The traveling salesman problem is a NP-complete problem. As we know the main characteristic of a NP-complete problem is that the solution space is vast and hence the time required to cover the entire solution space is extremely large. This large time complexity forces us to think beyond the brute-force method to get the optimal solution. One point to bear in mind is that since brute-force method cannot be employed, a near optimal solution rather than the optimal solution should be expected.

The alternative to using brute-force method is the use of either genetic algorithms or simulated annealing. But the use of these algorithms results in near optimal solution. In this project a method to imitate the brute-force method has been employed. This was done with the intention of exploiting the basic advantage of a brute-force method which is accuracy of an optimal solution but at the same time eliminating the factor that deters us from using this method i.e extremely large time complexity. The detailed description of the implementation is as follows:

The program is initially run using only one processor and the shortest path found by it is used as a benchmark while using more than one processor.

In case of more than one processor, each processor experiments with different possible orders in which the cities could be visited.
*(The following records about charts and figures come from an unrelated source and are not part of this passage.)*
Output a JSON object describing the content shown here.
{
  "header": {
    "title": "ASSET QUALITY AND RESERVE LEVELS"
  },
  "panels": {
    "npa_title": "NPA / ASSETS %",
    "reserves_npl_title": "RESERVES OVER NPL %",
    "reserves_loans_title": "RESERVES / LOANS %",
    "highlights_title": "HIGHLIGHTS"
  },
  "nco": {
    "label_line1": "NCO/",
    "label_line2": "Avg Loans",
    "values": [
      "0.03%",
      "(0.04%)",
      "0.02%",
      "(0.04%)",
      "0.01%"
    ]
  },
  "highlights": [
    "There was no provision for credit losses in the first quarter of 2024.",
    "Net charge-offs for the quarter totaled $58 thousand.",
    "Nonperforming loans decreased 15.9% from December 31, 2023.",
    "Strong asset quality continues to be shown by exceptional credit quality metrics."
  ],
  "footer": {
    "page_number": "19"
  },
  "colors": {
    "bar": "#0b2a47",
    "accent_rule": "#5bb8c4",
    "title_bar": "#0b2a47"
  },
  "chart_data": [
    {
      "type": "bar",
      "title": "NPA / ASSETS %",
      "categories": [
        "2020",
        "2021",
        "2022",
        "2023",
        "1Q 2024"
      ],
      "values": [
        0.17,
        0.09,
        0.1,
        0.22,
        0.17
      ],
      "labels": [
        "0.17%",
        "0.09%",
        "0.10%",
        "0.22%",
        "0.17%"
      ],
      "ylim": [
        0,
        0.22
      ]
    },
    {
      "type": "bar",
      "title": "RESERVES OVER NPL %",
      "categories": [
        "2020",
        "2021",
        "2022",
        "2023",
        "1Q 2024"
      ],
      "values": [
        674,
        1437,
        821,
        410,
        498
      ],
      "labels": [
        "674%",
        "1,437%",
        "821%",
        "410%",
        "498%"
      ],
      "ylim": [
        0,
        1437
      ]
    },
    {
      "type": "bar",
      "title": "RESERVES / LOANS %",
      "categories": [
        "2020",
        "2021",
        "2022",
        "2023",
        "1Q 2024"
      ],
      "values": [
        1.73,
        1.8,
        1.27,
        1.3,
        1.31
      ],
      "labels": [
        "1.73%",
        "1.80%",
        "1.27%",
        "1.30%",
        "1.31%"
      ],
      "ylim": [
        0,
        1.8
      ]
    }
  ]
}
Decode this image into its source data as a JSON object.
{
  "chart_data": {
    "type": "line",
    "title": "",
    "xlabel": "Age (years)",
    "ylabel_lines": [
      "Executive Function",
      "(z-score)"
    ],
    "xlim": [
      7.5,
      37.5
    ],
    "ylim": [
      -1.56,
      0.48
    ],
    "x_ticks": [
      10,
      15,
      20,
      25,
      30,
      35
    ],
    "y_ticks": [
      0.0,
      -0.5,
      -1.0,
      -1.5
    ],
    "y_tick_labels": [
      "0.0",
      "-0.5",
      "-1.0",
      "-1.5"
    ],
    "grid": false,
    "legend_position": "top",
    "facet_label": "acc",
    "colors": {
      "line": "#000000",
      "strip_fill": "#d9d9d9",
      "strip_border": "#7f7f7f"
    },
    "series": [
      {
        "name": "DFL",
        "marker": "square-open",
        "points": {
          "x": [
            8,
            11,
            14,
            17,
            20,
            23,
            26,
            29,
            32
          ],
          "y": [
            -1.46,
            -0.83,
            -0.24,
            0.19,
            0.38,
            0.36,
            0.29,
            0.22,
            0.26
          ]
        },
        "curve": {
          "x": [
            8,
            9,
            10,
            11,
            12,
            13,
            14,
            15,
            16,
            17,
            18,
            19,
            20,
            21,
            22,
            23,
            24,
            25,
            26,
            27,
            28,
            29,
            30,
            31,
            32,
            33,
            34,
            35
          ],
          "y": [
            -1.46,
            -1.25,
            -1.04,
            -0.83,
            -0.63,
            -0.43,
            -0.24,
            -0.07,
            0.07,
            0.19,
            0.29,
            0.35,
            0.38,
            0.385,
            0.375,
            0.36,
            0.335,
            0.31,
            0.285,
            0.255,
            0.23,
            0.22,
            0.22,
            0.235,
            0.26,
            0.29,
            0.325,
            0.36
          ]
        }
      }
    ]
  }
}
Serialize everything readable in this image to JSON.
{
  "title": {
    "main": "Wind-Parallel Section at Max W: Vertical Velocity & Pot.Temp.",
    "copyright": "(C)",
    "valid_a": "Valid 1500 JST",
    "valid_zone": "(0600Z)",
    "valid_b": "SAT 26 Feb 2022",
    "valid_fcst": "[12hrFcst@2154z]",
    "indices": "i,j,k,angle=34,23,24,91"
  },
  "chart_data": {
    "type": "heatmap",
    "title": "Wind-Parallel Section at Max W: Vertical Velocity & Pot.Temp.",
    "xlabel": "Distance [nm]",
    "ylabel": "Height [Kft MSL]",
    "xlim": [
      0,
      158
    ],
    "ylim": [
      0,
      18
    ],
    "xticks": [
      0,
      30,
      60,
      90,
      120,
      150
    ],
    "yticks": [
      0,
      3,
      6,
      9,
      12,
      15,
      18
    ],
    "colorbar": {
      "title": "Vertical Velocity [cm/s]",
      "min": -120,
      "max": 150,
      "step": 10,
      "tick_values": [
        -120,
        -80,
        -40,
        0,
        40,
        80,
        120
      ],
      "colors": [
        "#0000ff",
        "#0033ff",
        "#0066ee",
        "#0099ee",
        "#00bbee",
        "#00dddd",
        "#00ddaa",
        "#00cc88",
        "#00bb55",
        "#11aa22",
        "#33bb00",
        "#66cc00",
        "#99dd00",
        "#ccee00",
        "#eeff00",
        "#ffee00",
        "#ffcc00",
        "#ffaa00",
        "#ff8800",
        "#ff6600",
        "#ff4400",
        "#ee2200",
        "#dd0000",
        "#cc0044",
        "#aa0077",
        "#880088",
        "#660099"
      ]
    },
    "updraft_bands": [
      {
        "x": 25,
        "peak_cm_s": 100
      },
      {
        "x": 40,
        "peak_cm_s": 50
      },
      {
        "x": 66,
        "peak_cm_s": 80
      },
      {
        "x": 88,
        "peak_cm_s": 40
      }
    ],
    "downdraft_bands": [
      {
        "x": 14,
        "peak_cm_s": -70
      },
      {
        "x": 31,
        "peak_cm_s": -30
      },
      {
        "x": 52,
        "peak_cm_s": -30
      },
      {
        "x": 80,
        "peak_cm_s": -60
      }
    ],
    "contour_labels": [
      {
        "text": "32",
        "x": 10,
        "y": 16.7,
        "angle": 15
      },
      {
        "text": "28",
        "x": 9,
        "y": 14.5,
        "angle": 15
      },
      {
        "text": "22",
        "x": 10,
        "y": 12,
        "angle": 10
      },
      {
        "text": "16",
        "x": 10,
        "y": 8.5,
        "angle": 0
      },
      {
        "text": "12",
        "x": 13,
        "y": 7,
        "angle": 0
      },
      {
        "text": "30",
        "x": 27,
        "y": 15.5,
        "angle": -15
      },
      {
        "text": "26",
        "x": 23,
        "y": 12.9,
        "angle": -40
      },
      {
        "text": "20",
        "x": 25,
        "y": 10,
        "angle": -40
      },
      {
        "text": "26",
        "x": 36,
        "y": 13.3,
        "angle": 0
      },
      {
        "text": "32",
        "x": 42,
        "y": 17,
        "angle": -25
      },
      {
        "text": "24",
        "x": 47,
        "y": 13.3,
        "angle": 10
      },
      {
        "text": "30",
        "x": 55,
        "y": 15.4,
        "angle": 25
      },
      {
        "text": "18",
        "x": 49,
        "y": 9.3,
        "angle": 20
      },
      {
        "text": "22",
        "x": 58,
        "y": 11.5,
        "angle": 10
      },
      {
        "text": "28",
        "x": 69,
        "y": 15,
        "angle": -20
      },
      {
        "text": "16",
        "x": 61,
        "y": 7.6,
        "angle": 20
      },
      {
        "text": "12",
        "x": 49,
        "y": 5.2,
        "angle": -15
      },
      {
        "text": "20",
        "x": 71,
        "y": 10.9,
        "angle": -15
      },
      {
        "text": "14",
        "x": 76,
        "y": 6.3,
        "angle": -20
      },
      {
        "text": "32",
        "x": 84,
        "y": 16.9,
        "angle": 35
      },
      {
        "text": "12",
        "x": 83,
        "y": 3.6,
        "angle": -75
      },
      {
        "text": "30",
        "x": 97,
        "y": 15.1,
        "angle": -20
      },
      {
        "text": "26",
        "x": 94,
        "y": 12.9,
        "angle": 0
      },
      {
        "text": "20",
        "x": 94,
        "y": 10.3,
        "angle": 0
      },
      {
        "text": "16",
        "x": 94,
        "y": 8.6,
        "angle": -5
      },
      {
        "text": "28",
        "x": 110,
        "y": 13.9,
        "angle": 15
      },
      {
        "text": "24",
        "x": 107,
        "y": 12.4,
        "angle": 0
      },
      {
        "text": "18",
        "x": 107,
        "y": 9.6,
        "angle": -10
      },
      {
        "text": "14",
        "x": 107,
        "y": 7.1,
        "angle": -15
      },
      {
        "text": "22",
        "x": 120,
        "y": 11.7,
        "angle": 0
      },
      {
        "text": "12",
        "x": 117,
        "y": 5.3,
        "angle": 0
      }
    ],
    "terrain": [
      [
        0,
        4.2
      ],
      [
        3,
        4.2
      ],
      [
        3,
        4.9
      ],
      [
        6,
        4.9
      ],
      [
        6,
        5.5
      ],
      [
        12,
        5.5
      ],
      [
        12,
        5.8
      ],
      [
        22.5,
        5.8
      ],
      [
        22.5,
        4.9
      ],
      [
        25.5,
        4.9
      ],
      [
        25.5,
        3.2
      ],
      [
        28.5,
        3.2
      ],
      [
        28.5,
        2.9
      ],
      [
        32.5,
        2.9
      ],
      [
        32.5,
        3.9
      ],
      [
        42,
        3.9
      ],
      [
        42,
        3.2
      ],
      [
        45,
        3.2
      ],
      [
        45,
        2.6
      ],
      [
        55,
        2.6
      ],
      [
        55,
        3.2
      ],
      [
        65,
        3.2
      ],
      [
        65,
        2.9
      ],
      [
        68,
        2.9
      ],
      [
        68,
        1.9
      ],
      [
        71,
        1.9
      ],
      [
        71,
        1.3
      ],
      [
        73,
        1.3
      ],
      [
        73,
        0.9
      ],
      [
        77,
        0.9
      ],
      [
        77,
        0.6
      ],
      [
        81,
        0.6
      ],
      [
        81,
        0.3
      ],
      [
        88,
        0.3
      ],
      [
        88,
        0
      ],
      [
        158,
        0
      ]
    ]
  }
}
The sequence which gives the shortest path is finally accepted. The terminating condition is either reaching the benchmark set by the use of one processor or running for the given number of iterations. Each processor now sends its best result to a central processor. The central processor chooses the best result amongst these results and displays it.

It can be noted that as the number of processors increase the percentage of the solution space covered increases. For example considering the case of 100 iterations if one processor is used, it will search 100 different sequences. But if 4 processors are used then 400 different sequences will be tried out before coming to a conclusion. Also this is achieved without increasing the time required to reach the solution.

Thus as the number of processors are increased, the solution moves from a near optimal solution to an optimal solution.